Афанасьев услышал, подцепился, как репей, к плечу Артёма, пошёл за ним следом, нашёптывая:
— Ты не с… стихи там шепчешь, Тёмка? А я ведь тут сочиняю каждый день, и ни одно не записал. До сих пор все стихи помнил, а сегодня ночью они перепутались в голове, потяну за одну строчку — она тащит за собой вторую, вдвое длинней… Это как бусы порвались, и на одну нитку теперь не нанижешь разные бусины… Зато музыка какая-то объявилась — никак не пойму — своя или чужая… Пою её… Я иногда свои стихи напеваю — и они, Тёма, как-то умнее становятся, чем на бумаге. Музыка — это ведь волшебство, как будто за край заглядываешь, а там другая жизнь, больше нашей… Я хотел бы музыку с… сочинять. Песни свои. Это такое с… сладкое чувство — когда идёшь за песней в с… самую неизведанную глубину самого с… себя. Это как путешествие морехода в Индию… как Афанасий Никитин за три моря… Понимаешь, голуба? Можно сходить и ни черта не найти — там прах и старая паутина. Но пошёл ярославский мальчик из варяг в греки, из греков в персы, оттуда вернулся в Русь и привёз парчу, наложницу, а ещё коня дикого, с лебединой шеей привёл, он весь в яблоках и дрожит — это всё песни мои… Одной музыке можно верить, Тёмка, больше нет ничего. Рай — это музыка, я догадался наконец… Слышишь музыку?

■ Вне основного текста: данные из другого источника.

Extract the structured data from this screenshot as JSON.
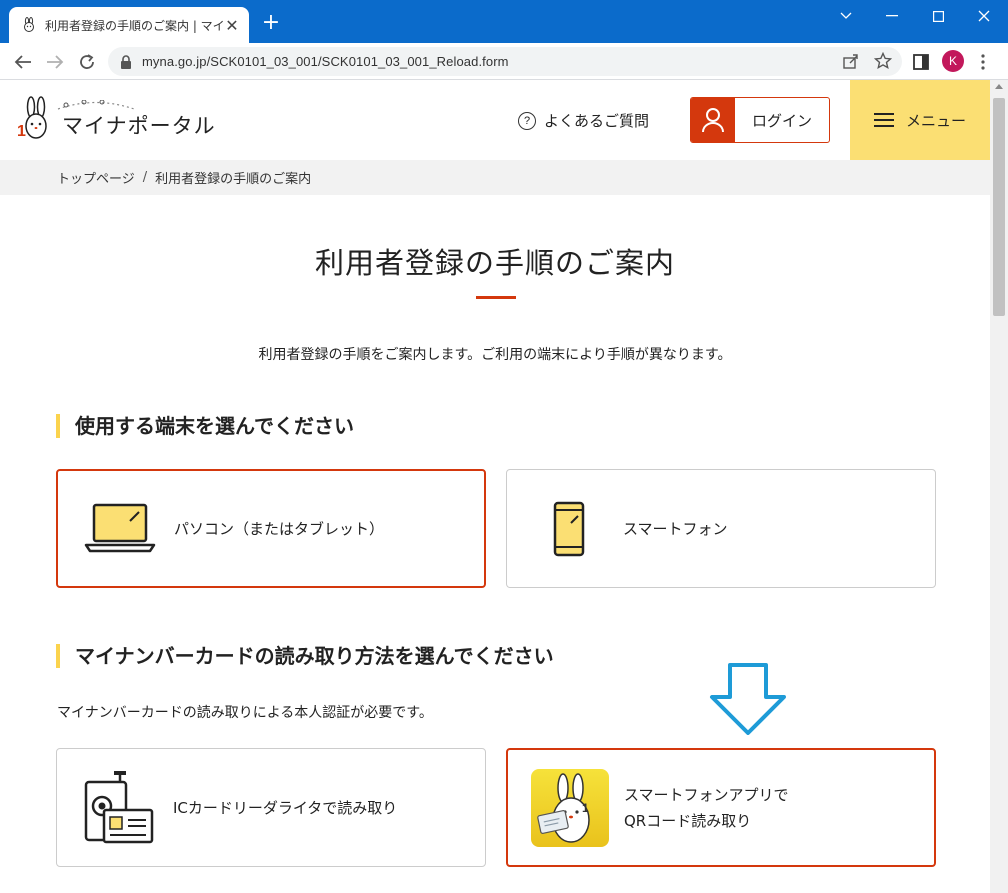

Музыку услышали все лагерники в церкви.
Они застыли кто где стоял, только у дверей никого не оставалось.
Кто-то шёл с колокольчиком к дверям.
Афанасьеву, наверное, никто не успел рассказать про этот колокольчик, и он, едва ли не единственный, обрадовался:
— Кипяточек несут, оповещают!.. — и сделал три шага к самому выходу.
Дверь открылась, колокольчик на полуноте притих — его зажал в руке всё тот же улыбчивый, безбровый, как рыба, чекист.
— Афанасьев? — спросил он, глядя на Афанасьева. — На выход.
Чекист опять зазвенел, очень довольный, что человек сразу нашёлся и его не надо волочить за ногу на улицу.
— О, на урок зовут, — сказал, не столько дурачась, сколько бодрясь, Афанасьев, обернувшись к Артёму. — Я урок выучил… сейчас отвечу.
Артём невольно сделал шаг назад, наткнулся на кого-то — стоявший позади отступил вбок, и тогда Артём сделал ещё один шаг.
Афанасьев махнул рукой над своей головою — ухватиться бы за чуб, потащить себя против течения…
Он ещё раз, уже от дверей, оглянулся на Артёма — глаза у Афанасьева были совсем другие, он в один миг вдруг сразу всё понял, — и лязгнувшим голосом сказал:
— Святцы я тебе подкинул, Тёмка, прости.
Грохнула дверь, щеколда поискала своё место, вгрызлась в паз.
Колокольчик продолжал звенеть, но глуше.
— Отпусти Афанасьева, сучья пасть, тебя проклянут в веках за меня! — вдруг раздался сумасшедший крик.
Колокольчик смолк, раздалась матерная брань, и скоро выстрел, потом ещё один, и ещё один. Человек побежал от смерти, а пуля его нагнала: вот, не вы забыли? Не ваша?..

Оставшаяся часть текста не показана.